А танк все набирал и набирал скорость, из-под его гусениц вырывались снежные буруны, засыпая сидящих в санях людей…
Ничего не видно из-за снега, ничего не слышно из-за рева двигателей…
Сани тряхнуло – Иванников догадался, что они проехали над немецкими окопами…
Сбоку, метрах в двадцати, рвануло – сержант плюхнулся лицом вниз, прижался к чьей-то спине. Снова выпрямился, выплевывая снег…
Гулко ударило по перепонкам – это второй танк, отвернув башню, выстрелил по какой-то невидимой Иванникову цели…
Вот вроде бы покатились вниз, в лощину…
Сквозь снежную пелену Иванников увидел горящую хату, темные фигурки. Все так же держась одной рукой за передок саней, передернул автомат на ремне, дал очередь по этим фигуркам…

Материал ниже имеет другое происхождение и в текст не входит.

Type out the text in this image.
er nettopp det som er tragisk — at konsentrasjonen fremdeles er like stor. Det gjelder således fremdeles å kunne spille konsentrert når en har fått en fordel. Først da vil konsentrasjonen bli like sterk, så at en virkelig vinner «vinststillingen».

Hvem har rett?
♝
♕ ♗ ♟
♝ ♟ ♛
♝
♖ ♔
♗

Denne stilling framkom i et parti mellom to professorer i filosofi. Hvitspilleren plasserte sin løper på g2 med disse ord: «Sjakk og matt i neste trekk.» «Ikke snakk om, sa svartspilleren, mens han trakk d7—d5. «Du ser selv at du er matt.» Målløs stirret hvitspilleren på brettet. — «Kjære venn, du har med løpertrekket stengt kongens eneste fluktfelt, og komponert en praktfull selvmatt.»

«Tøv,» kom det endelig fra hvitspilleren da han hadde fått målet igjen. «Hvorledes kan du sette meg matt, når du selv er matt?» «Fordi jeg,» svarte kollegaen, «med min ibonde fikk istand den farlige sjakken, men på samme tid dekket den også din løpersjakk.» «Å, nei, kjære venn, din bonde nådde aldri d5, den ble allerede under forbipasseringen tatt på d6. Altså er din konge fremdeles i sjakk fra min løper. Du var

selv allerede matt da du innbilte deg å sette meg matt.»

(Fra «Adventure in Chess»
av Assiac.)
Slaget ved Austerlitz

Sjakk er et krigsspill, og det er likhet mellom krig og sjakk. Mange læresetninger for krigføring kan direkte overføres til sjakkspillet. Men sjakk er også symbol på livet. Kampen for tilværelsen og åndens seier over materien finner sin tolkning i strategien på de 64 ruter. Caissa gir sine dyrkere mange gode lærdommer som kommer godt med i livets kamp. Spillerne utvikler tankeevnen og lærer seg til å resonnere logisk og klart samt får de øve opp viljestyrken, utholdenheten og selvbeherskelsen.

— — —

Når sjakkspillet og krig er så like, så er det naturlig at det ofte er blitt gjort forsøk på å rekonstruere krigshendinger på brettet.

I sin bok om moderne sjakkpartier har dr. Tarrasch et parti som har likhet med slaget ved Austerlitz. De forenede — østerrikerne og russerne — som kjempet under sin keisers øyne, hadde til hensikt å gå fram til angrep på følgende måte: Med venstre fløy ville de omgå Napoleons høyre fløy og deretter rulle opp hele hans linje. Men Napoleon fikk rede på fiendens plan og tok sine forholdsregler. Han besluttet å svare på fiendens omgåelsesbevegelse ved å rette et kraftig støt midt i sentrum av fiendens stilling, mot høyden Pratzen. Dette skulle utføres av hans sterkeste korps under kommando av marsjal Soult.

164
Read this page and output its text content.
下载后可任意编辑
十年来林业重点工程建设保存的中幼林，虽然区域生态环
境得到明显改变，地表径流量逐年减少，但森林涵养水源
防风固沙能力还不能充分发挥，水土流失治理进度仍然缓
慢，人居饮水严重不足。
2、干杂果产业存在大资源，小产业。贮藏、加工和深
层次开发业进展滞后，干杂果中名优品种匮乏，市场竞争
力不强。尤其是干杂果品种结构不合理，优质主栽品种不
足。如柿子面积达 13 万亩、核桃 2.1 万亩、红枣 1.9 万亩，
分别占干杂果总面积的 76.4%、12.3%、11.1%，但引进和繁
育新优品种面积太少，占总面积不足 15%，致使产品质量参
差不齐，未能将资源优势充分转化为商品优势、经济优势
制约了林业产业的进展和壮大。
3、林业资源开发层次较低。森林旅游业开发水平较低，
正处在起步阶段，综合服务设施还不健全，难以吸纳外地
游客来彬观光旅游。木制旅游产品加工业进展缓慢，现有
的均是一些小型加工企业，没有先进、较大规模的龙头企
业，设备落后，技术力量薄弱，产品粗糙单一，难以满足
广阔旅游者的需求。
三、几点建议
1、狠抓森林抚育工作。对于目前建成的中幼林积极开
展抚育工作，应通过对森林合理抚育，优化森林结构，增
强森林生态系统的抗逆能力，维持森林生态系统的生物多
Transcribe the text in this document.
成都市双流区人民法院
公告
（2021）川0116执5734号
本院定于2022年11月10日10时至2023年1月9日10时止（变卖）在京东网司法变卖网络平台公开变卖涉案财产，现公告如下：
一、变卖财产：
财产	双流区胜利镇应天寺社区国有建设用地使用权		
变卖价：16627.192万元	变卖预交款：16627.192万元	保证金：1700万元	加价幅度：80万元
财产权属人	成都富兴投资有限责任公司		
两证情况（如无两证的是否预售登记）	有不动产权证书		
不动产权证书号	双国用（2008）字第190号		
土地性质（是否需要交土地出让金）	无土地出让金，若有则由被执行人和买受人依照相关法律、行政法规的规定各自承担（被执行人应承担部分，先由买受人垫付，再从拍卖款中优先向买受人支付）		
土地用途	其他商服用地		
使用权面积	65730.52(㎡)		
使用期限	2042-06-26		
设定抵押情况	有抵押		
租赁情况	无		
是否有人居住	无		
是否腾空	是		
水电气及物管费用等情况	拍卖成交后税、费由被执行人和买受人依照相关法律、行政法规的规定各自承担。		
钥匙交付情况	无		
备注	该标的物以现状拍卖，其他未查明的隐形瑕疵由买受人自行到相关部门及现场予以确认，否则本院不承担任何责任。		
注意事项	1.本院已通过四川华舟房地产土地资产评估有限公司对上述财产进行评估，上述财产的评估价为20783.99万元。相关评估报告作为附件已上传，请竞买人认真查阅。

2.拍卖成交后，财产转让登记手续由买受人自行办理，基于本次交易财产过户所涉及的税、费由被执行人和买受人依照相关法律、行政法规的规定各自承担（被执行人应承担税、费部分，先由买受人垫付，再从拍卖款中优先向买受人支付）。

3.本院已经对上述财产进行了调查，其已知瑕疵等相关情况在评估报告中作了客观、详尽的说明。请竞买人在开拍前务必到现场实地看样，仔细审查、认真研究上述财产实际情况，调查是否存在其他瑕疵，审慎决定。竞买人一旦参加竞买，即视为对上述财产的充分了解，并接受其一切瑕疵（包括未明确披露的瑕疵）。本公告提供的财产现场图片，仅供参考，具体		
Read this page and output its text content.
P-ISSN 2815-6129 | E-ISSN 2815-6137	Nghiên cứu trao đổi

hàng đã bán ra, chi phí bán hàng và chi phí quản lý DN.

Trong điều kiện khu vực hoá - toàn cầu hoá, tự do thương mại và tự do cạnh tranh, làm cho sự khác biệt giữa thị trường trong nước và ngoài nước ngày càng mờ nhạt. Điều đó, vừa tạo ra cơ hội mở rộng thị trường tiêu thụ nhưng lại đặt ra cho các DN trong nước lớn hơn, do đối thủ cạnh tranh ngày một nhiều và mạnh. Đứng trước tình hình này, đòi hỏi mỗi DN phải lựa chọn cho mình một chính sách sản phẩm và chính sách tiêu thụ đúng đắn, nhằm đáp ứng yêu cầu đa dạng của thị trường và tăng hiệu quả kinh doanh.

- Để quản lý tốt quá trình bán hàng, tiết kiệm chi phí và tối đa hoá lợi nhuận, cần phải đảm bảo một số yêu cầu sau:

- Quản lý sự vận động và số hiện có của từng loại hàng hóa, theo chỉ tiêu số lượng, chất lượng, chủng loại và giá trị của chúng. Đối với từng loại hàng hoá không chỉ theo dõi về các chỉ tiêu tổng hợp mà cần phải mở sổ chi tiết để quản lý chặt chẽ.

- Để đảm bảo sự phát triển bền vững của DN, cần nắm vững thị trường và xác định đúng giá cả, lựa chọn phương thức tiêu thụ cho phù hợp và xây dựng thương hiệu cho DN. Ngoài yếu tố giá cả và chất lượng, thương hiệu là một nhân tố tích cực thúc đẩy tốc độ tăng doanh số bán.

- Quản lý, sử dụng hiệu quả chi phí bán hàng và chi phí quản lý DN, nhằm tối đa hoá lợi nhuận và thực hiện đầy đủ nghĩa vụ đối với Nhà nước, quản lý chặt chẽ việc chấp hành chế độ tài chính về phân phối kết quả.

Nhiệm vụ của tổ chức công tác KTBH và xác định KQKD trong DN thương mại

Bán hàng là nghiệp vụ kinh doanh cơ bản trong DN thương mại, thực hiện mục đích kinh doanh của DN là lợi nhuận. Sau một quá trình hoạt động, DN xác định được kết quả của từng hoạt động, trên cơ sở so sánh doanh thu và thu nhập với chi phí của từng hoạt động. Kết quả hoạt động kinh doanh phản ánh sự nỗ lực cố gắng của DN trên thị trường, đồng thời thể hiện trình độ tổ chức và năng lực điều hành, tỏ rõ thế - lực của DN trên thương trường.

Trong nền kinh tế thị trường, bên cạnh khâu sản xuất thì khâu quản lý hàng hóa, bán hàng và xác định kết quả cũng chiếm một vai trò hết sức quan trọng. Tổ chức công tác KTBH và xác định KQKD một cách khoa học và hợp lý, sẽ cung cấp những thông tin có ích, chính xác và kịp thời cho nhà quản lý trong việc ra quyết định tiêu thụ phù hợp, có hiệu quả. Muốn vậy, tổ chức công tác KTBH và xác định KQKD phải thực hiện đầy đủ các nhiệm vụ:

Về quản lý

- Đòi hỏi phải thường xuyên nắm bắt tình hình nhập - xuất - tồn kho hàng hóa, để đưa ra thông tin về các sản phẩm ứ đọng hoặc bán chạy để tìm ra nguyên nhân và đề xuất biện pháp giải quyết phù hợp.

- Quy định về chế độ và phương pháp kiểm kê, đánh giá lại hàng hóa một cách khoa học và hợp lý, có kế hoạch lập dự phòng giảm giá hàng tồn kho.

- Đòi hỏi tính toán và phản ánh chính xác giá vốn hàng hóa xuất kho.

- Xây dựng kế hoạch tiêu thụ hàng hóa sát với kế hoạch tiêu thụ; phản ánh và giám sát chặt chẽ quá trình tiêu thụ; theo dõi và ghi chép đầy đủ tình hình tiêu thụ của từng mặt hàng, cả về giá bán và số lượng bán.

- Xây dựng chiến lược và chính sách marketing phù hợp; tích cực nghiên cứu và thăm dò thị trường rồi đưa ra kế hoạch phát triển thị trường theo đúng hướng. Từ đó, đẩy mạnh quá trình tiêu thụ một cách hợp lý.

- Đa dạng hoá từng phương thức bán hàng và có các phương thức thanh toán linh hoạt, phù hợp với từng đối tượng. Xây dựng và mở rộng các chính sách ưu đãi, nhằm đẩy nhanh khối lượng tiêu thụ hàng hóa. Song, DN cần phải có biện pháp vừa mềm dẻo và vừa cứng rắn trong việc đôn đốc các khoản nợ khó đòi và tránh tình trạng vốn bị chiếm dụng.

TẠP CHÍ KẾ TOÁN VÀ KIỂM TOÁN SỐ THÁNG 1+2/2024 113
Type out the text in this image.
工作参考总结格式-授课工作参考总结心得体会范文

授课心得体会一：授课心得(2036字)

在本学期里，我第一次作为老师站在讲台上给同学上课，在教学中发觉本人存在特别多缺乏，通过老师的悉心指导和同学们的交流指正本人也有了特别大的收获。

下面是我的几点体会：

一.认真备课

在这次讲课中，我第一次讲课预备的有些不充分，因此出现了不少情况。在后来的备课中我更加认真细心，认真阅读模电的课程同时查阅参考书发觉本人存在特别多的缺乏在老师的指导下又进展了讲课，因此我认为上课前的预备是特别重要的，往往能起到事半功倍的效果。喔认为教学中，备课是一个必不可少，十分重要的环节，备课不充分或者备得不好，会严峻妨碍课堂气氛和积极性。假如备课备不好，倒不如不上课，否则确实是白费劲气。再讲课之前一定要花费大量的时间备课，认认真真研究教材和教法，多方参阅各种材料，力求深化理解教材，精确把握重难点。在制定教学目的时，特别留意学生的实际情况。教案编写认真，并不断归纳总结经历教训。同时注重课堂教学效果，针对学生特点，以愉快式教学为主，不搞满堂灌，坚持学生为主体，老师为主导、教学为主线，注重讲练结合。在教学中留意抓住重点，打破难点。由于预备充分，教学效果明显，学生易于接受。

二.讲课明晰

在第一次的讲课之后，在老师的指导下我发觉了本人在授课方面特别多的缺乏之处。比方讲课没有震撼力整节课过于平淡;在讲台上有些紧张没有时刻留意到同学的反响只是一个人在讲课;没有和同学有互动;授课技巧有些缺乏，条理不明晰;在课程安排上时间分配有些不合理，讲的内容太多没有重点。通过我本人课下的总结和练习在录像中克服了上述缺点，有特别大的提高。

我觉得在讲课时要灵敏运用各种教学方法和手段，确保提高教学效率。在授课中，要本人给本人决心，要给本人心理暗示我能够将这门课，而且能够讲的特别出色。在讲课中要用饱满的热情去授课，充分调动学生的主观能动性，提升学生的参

«Огонь! – кричал он, прикрываясь плечом от снега. – Бей гадов! Бей, туды их в душу!»
17. Та же ночь. Небо
«Справа по курсу вижу цель!» – раздался в наушниках голос штурмана. Баранов вгляделся и глубоко на дне черной бездны различил светлые усы, оставляемые движущимися по воде кораблями.
И тут же в наушниках зазвучал голос командира эскадрильи: «Первое-второе звено атакует караван барж, третье – отдельно идущую цель».
Первые шесть самолетов отвернули вправо, а тройка, в которой был Баранов, еще какое-то время летела прежним курсом.
Вот она и эта самая отдельно идущая цель – посудина довольно внушительных размеров, тонн эдак тысячи на полторы-две…
Сбросили осветительные бомбы, и они, медленно опускаясь на парашютах, залили море бледным фосфорическим светом…
Немцы пытаются погасить «лампы» – и в небо вонзаются разноцветные трассы зенитных пулеметов и полуавтоматов…
От транспорта отделяется черный жучок и, таща за собой белый шлейф дыма, устремляется вдогон самоходных барж…
Тройка «петляковых» заходит с кормы транспорта, и вот уже самолет командира звена срывается в пике и идет в атаку…
Два прожектора с судна протянули к нему свои лучи, поймали, повели…
Часто-часто мигают, выпуская снаряды, зенитные установки…
Баранов, выждав несколько секунд, бросает свою машину почти в отвесное пике – громада корабля, медленно вползающего в дымовую завесу, стала расти и стремительно понеслась навстречу…
Яркой вспышкой прямо в глаза ударил прожектор…
Разноцветные нити трасс, такие красивые и безобидные со стороны, казалось, уже пронзают вращающиеся диски пропеллеров…
Внизу мелькнула машина командира звена…
За кормой транспорта поднялись белые столбы взрывов…
Мимо!
Еще секунда! Еще!
Тело вжато в кресло, руки застыли на штурвале, палец на спусковом рычажке…
Еще миг! Еще! Прямо в слепящую пасть прожекторов! Неважно: жизнь или смерть, лишь бы попасть, накрыть бомбами, не упустить!
Палец до упора жмет на рычажок…
Тело чувствует, как самолет освобождается от груза… Теперь штурвал на себя! Еще! Еще!
Страшная сила инерции старается сорвать руки со штурвала. Ничего, это знакомо, не впервой, не сорвет…
Где-то позади остался корабль, в атаку на который идет третий самолет третьего звена…
Ревут натужно моторы. Самолет выходит из пике… «Командир, цель накрыта! – раздается в наушниках ликующий голос стрелка-радиста. – Горит! Горит паскуда!»